Laurence, en réponse, a l'air abattue. "Oh, mais, écoutez... Moi je ne peux pas m'exprimer aussi bien que Madame Fourest. Surtout dans l'état émotionnel dans lequel je suis là." Elle souffle. "Mais je pense que parler comme ça à une victime qui est en plein psychotrauma, c'est totalement délétère." Elle dit n'observer autour d'elle, dans son quotidien, "pas beaucoup de gens qui ne font pas la différence entre un viol, une agression sexuelle ou un propos déplacé". Alors, que Caroline Fourest insiste sur le "doute", cela la peine. L'essayiste la coupe encore. "Non, Madame", "non, Madame"... "Donc on ne peut pas discuter vous et moi ?" Laurence, du tac au tac : discuter, "c'est ce que je suis en train de faire". "C'est pas parce que je ne suis pas d'accord avec vous que je ne discute pas". Laurence s'excuse, sans avoir à le faire. Inter donne le dernier mot à Caroline Fourest. Elle semble regretter cet échange qui pose une question, selon elle, de "responsabilité journalistique". Pourquoi ?
"J'ai vu, opposé à un propos intellectuel, un ressenti de victime".
Cela, soutient Caroline Fourest, mène à une "impasse". Le ressenti des victimes n'a pas sa place dans les débats médiatiques sur les violences sexuelles. Laissons parler les intellos.
L'interview se ponctue avec un dernier exemple que cite Caroline Fourest. Une soirée VIP entre femmes du cinéma. Une productrice féministe a "traversé l'enfer" à cause d'une accusation de "geste furtif" que personne n'a pu étayer. L'enfer étant : une garde à vue. Laurence apprécie-t-elle de voir le terme "enfer" employé pour cela, plutôt que pour parler de l'inceste qu'elle a subi ? On ne saura pas, France Inter a raccroché. 
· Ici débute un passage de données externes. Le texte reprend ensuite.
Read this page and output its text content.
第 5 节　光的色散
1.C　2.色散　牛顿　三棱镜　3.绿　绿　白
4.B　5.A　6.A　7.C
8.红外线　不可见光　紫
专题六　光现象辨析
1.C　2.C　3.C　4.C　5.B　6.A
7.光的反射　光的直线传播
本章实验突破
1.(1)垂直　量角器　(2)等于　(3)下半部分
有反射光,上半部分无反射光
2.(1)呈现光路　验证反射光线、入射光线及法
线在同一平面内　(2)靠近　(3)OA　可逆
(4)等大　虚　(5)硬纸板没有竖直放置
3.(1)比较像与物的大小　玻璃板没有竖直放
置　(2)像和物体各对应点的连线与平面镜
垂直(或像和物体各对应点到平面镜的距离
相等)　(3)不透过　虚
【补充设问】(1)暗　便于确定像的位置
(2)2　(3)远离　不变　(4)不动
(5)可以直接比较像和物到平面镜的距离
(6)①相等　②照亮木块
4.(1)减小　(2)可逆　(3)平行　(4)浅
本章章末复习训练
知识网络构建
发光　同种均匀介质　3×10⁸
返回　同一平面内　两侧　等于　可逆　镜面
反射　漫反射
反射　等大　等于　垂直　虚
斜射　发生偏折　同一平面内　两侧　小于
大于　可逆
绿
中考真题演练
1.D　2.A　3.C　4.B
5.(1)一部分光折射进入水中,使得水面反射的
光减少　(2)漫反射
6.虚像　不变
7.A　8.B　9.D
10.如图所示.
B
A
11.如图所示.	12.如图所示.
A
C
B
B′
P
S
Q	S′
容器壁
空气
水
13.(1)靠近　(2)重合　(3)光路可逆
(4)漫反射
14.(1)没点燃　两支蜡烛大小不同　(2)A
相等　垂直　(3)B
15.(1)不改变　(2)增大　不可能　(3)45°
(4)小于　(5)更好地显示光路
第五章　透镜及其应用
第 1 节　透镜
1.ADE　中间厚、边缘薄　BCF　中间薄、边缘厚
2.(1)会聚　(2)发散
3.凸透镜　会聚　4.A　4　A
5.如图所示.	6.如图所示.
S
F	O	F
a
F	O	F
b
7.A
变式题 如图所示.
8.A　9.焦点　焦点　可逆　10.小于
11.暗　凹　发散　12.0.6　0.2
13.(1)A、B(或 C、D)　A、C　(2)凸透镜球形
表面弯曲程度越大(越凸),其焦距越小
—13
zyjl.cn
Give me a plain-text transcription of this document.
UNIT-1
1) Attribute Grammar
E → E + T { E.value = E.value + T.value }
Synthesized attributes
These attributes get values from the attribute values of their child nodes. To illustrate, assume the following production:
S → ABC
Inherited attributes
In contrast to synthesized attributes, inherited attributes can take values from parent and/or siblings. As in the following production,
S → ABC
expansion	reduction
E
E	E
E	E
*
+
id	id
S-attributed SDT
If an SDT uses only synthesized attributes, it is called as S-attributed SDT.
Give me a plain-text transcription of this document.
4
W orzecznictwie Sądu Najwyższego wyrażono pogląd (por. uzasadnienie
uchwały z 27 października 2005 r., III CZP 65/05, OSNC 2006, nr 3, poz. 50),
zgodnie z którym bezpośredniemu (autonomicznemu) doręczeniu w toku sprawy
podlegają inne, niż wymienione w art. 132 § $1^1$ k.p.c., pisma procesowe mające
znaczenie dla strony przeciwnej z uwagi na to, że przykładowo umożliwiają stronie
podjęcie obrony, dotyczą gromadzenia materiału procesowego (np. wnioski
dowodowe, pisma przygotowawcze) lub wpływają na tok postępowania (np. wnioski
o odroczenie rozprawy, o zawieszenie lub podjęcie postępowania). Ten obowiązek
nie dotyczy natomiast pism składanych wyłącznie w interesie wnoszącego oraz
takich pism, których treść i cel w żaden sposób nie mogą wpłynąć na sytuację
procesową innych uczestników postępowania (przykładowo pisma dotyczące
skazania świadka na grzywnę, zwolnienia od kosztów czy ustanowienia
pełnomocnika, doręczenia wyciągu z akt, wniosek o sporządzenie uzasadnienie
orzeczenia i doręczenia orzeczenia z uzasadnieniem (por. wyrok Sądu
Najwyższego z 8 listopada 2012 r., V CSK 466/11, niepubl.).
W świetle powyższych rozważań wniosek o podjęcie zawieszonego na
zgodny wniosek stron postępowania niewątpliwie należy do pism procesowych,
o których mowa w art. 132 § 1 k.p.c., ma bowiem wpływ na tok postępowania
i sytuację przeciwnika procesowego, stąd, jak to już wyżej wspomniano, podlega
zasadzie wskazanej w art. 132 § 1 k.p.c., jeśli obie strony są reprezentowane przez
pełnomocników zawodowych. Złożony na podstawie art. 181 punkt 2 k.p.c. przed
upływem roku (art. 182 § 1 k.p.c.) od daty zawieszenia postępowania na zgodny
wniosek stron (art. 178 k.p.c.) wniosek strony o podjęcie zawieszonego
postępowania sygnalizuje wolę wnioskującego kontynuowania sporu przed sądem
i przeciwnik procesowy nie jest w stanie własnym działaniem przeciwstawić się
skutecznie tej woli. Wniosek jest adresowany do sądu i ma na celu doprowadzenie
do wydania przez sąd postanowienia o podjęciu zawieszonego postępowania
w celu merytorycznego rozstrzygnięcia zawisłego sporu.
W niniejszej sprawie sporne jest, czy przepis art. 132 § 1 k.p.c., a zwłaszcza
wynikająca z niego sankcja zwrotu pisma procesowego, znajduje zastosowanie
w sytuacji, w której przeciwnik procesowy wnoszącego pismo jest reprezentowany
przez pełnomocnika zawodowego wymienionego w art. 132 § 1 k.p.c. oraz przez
Qu'une essayiste plaide pour protéger les hommes de fausses accusations, soit - la droite et l'extrême droite nous y ont habitué·es, sur les plateaux. Qu'une essayiste considère que sa parole est plus valable que celle de personnes concernées, soit - c'est la définition même de l'élite médiatique et de ses privilèges. Qu'une radio publique choisisse de diffuser à heure de très grande écoute des théories qui tendent à discréditer la parole des femmes, en revanche, non. Qu'aucun·e journaliste en plateau ne relève : que "l'intention sexuelle" n'est pas un critère du viol, que 72 heures de garde à vue ne sont pas comparables à de l'inceste, que le journalisme requière de se confronter au vécu des victimes, à celui de Laurence ou ne s'intéresse à la souffrance des victimes, non non et non. France Inter, face à Caroline Fourest, a fait le choix du silence polissé. Ce matin, seule Laurence a choisi la dignité.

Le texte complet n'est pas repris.